Run­ning The World

Run­ners on their home cities

Runner's World (UK) - - Contents -

PARIS FRANCE Name Emmanuelle Blanck Age 49 Pro­fes­sion Dig­i­tal art di­rec­tor

I never run in­side, even if it’s rain­ing or cold. Paris is a city of such beauty, there’s no rea­son to be on a tread­mill in a gym. I take my sport out­side.

My favourite place to run is La Coulée verte. It goes five kilo­me­tres from the hip, bo­hemian Bastille neigh­bor­hood where I live to the more sub­ur­ban Vin­cennes area and the Bois de Vin­cennes, Paris’ largest park. It’s a con­verted el­e­vated rail­way – I be­lieve it in­spired New York City’s High Line – and once you as­cend the stairs, it’s like you’ve dis­cov­ered a se­cret realm above the city. You’re sus­pended over bright, grassy lawns and at eye level with many of the old Hauss­mann apart­ment build­ings, with their grand fa­cades of cream-col­ored lime­stone, cor­nices and bal­conies.

I do my long runs on Sun­day. I’ll take the bridge to Ile Saint-louis, the smaller of two neigh­bour­ing nat­u­ral is­lands in the mid­dle of the Seine. In the early morn­ing, be­fore the wind­ing pave­ments fill with res­i­dents car­ry­ing bun­dles from farm­ers’ mar­kets or the boulan­gerie, the nar­row one-way streets are misty and quiet. It’s beau­ti­ful. The is­land is small, just 12 blocks, so it’s a great place to do laps. From the south end, you can see Notre-dame, just across the wa­ter on the neigh­bor­ing is­land of Ile de la Cité.

From there, I’ll cross the Seine to the Right Bank and run to the court­yard of the Lou­vre Palace and around the Lou­vre Pyra­mid; at 7am or 8am in the morn­ing, when the court­yard is empty, it feels like the palace is your own. Some­times, when the sun hits the glass on the pyra­mid, I’ll stop and take a pic­ture with my phone. Af­ter that I'll loop around the Tui­leries, the pub­lic gar­den be­tween the Lou­vre and the Place de la Con­corde, known for its sculp­tures, foun­tains and for­mal gar­dens. I’ll cross the Seine to the Left Bank, where the road along the river is closed to cars, and con­tinue along to the Eif­fel Tower. My long run is any­where from 12 to 30 kilo­me­tres.
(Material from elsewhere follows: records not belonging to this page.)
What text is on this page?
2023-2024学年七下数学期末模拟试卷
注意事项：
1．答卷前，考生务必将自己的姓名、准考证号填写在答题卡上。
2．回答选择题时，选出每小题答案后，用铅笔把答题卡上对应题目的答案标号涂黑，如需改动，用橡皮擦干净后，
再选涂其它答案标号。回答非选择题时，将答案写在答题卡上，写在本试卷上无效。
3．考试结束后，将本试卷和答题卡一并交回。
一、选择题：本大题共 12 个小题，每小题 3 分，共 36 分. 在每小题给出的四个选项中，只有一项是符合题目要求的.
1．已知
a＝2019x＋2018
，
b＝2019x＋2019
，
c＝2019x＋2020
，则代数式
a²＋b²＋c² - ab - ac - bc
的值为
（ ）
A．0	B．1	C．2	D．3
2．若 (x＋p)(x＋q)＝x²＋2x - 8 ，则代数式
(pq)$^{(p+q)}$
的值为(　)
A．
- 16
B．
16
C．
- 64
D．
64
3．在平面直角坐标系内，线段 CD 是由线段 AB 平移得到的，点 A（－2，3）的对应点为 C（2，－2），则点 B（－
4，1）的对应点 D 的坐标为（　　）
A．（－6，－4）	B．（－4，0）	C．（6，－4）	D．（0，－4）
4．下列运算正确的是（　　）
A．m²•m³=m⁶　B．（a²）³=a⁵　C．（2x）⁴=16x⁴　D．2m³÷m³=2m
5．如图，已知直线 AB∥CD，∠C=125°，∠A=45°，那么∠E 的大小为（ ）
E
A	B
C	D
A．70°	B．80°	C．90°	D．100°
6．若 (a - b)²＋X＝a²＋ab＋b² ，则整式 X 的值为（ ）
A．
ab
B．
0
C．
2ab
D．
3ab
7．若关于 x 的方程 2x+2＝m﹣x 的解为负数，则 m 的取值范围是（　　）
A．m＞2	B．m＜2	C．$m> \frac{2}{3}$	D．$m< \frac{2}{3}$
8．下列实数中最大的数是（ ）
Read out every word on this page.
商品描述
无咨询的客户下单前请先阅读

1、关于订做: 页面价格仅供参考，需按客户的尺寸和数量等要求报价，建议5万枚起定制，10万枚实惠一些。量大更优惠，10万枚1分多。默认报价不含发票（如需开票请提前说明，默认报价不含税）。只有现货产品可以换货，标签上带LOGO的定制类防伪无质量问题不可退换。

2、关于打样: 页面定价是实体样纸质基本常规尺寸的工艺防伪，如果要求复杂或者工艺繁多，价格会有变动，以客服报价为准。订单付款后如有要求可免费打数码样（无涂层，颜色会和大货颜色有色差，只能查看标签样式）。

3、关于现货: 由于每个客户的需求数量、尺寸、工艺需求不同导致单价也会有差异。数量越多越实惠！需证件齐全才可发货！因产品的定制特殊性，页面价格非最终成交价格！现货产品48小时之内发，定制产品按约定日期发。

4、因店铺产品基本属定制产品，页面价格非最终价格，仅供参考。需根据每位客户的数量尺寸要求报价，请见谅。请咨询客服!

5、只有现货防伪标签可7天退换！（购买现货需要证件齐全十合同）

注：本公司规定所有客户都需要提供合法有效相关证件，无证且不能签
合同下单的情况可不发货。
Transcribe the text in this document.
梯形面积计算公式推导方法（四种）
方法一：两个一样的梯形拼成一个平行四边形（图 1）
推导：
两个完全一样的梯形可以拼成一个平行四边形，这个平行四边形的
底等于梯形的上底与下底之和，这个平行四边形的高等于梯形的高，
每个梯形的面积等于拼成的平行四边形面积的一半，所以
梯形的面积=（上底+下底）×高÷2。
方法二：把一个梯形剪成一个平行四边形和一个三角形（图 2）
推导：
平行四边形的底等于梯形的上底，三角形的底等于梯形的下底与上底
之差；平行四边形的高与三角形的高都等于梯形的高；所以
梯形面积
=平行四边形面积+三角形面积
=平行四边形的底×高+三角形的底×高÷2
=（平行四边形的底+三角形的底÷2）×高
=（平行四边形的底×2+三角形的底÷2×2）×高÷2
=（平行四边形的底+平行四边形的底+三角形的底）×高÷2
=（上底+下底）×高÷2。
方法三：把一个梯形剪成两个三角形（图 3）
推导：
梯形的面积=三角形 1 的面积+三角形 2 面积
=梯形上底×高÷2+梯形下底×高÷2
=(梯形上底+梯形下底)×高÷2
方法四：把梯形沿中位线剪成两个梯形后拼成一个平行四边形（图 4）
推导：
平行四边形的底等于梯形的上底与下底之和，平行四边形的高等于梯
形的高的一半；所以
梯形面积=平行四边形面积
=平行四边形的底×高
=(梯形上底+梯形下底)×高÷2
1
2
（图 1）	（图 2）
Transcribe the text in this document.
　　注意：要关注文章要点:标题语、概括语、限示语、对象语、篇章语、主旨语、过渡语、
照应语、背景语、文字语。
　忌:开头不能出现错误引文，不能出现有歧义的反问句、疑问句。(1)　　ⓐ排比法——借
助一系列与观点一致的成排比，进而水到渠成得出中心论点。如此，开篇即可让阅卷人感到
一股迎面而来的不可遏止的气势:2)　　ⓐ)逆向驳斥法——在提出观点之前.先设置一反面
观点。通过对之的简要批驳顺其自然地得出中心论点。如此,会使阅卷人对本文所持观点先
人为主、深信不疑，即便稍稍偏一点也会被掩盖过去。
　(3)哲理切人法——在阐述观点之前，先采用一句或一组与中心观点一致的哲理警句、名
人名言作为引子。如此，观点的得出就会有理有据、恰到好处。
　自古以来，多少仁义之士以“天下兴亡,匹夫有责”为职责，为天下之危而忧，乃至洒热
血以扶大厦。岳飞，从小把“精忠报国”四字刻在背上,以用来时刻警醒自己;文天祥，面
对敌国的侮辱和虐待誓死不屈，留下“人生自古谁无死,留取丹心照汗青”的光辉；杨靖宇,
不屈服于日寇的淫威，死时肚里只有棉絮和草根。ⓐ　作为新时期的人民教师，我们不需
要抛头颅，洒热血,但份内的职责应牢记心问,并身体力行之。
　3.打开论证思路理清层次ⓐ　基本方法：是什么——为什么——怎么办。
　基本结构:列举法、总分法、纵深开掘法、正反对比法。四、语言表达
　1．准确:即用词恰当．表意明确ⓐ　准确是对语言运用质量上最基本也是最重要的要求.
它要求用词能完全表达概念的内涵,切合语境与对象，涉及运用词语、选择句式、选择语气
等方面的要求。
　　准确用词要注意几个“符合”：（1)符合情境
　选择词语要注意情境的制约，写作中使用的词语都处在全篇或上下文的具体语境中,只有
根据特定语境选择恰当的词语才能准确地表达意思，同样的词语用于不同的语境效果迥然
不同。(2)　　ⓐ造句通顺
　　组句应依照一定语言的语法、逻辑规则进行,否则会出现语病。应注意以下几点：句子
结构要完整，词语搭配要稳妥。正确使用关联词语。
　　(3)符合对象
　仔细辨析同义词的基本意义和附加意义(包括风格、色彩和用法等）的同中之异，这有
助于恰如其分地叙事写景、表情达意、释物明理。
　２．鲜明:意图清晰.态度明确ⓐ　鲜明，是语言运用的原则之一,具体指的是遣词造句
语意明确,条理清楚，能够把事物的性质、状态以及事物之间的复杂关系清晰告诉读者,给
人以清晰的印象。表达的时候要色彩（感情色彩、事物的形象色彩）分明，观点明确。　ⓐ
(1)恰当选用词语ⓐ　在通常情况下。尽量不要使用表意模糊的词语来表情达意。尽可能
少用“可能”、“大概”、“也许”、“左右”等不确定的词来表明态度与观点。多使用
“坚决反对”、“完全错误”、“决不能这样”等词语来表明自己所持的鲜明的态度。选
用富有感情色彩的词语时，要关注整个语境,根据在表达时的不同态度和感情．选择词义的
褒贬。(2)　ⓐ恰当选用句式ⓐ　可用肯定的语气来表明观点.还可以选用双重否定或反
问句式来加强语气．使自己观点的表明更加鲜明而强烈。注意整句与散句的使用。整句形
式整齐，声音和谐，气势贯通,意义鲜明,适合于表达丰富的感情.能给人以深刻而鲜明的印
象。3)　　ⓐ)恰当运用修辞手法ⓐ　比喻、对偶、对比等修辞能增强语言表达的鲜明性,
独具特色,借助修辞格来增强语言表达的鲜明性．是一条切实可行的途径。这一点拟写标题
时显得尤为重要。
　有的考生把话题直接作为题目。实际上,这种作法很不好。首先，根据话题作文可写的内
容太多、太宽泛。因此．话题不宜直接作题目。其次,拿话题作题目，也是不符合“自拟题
Twice a week, I run at the Paul Faber sta­dium with a club called Les etoiles du 8eme, which means The stars of the 8th ar­rondisse­ment. There are 120 of us, aged 20 to 55. We're about 40 per cent women, and a mix of stu­dents and pro­fes­sion­als.

Though run­ning is grow­ing in Paris, it’s still more com­mon to see strolling cou­ples on the pave­ment than run­ners. Run­ning hap­pens mostly at places des­ig­nated for sport, such as tracks or parks. Foot­ball, ten­nis and cy­cling are more pop­u­lar. But clubs and so­cial net­work­ing are mak­ing run­ning more main­stream. I some­times run with a club called Free Run­ners. It started in 2014; we’re a fam­ily of run­ners who meet in small groups.

There’s a road along the bank of the Seine that’s closed to cars on Sun­days for the ben­e­fit of run­ners and cy­clists. On sum­mer nights you can see the docked boats filled with bars, mu­sic and peo­ple danc­ing. We Free Run­ners do a ‘Happy Fri­day Run’. We run eight to 10 kilo­me­tres at an easy pace, then stop at a bar, en­joy a drink and talk about run­ning. Where else but Paris can one so eas­ily pair wine with a run?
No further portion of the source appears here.